Governor Ned Lamont on Tuesday said he is working to make sure they have the coverage he needs and is asking the insurance companies to help.

"I am going to urge, I hope I don't have to order, make sure the health care companies, the health care insurance folks do the same thing," Lamont said. "I am doing everything I can to make sure people have the health care coverage they need and small business can power through what is going to be a tough four to six months."

On Tuesday, the commissioner of the Connecticut Insurance Dept., Andrew Mais, urged insurance companies to extend a 60-day grace period for premium payments during the pandemic.

“The emergency public health measures have contributed to a loss of income for both consumers and businesses,” said Mais“It is imperative that we all work to maintain the security that insurance provides when consumers need it most.”

The request came in a bulletin from the department that requested all insurance company, including life, health, auto and property insurers, to provide a 60-day grace period with no interest or penalty on consumer premiums.

“A grace period will allow policyholders who may need help due to circumstances beyond their control additional time to pay and avoid a coverage lapse or cancellation,” Mais said.

Lamont said he hopes he does not have to order this of insurers, but did say he is worried about unemployed residents who are not sure if they are covered.

"It's my view that they either are [covered] or are about to be," the governor said. "I'm going to make sure that we have coverage for folks.
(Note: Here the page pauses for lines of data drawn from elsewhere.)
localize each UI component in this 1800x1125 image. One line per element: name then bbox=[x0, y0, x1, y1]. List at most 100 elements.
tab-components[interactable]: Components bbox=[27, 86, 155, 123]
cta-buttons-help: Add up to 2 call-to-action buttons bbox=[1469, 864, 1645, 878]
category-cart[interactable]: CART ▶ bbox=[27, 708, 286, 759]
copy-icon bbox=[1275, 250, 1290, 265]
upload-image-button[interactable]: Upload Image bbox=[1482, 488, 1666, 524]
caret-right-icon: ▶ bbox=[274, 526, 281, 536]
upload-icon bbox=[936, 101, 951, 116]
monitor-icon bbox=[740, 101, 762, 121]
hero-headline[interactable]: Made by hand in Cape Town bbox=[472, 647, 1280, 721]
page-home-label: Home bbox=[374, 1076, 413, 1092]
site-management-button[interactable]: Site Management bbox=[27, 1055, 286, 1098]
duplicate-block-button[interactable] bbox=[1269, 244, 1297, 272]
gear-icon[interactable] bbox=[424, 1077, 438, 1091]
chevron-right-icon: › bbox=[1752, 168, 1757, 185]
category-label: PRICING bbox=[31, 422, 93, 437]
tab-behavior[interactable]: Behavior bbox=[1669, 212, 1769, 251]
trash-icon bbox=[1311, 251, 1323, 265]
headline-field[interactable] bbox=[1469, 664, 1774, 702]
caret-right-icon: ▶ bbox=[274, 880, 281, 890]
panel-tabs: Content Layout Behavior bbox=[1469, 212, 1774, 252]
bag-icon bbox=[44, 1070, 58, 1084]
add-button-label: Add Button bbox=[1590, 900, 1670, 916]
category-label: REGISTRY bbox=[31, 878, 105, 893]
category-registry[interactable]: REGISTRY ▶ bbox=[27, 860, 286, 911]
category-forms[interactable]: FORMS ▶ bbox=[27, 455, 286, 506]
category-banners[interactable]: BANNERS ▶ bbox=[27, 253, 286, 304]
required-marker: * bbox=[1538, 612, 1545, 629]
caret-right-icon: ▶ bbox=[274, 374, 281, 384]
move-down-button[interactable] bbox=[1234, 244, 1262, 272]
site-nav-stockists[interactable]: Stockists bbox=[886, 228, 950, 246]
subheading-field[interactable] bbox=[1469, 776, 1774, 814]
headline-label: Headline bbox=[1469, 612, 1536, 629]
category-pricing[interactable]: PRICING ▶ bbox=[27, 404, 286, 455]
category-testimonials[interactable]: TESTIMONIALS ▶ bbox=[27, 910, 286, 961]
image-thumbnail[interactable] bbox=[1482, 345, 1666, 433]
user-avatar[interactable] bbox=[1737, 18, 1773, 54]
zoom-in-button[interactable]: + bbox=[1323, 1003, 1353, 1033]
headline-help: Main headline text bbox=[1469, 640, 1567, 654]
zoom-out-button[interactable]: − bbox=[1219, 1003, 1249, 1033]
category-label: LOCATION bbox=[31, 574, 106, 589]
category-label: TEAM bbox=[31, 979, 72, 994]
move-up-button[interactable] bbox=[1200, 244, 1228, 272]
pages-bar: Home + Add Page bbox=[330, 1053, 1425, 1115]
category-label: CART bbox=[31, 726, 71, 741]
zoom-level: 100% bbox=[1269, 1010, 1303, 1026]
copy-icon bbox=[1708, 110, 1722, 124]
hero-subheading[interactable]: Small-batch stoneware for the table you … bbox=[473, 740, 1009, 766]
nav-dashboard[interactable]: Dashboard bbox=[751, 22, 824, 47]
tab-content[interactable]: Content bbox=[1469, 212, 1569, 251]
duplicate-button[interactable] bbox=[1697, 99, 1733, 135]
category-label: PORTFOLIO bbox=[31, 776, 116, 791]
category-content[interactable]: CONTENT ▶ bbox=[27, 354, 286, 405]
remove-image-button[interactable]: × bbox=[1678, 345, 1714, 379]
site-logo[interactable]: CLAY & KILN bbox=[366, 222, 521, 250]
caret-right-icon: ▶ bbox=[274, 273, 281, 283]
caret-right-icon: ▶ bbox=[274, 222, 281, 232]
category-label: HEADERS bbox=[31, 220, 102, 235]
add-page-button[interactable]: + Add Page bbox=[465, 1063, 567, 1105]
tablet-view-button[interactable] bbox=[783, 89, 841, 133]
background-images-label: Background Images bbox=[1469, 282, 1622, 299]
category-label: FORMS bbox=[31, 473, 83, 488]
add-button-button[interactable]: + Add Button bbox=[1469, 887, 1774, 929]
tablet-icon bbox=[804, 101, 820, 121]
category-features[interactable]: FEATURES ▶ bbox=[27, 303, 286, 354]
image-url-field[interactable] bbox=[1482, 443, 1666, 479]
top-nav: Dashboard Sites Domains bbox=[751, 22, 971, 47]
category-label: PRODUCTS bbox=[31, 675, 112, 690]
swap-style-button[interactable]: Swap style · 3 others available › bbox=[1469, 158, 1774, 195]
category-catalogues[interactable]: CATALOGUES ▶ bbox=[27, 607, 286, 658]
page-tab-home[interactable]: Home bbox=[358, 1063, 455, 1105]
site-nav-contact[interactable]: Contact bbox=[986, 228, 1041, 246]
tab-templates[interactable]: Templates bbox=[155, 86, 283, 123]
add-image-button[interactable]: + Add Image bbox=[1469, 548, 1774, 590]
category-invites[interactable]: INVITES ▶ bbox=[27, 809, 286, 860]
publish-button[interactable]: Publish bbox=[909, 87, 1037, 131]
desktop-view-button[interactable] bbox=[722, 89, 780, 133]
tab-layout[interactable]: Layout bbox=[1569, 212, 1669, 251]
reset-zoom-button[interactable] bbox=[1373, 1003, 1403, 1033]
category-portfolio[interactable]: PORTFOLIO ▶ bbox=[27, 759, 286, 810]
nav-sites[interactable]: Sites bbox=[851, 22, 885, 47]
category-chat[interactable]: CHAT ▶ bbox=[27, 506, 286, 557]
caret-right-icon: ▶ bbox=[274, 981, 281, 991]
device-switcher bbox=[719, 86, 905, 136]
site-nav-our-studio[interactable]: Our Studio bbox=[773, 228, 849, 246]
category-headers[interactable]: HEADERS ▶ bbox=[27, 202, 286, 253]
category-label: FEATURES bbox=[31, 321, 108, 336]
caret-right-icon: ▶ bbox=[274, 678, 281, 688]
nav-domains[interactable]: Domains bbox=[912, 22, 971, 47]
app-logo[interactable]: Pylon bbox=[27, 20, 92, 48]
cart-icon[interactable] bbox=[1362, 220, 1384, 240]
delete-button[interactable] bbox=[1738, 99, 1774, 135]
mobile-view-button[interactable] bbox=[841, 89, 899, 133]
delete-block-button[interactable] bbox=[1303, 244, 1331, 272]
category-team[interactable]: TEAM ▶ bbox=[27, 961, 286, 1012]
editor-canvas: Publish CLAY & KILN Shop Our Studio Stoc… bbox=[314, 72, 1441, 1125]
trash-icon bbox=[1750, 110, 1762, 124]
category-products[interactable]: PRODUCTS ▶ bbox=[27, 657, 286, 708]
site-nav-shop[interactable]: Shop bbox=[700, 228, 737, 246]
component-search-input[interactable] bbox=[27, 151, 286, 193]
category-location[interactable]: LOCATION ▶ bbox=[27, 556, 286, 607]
I'm working with our congressional delegation to see if the federal bill will include them. But whatever they do, I'm going to extend coverage for folks in our state."

The governor said he is especially focused on paid sick leave to make sure that residents who are worried about their paychecks are not coming to work when they are sick.

When asked about following other states' lead when it comes to 60 day grace periods, the governor said "we're going to take a look at that very carefully."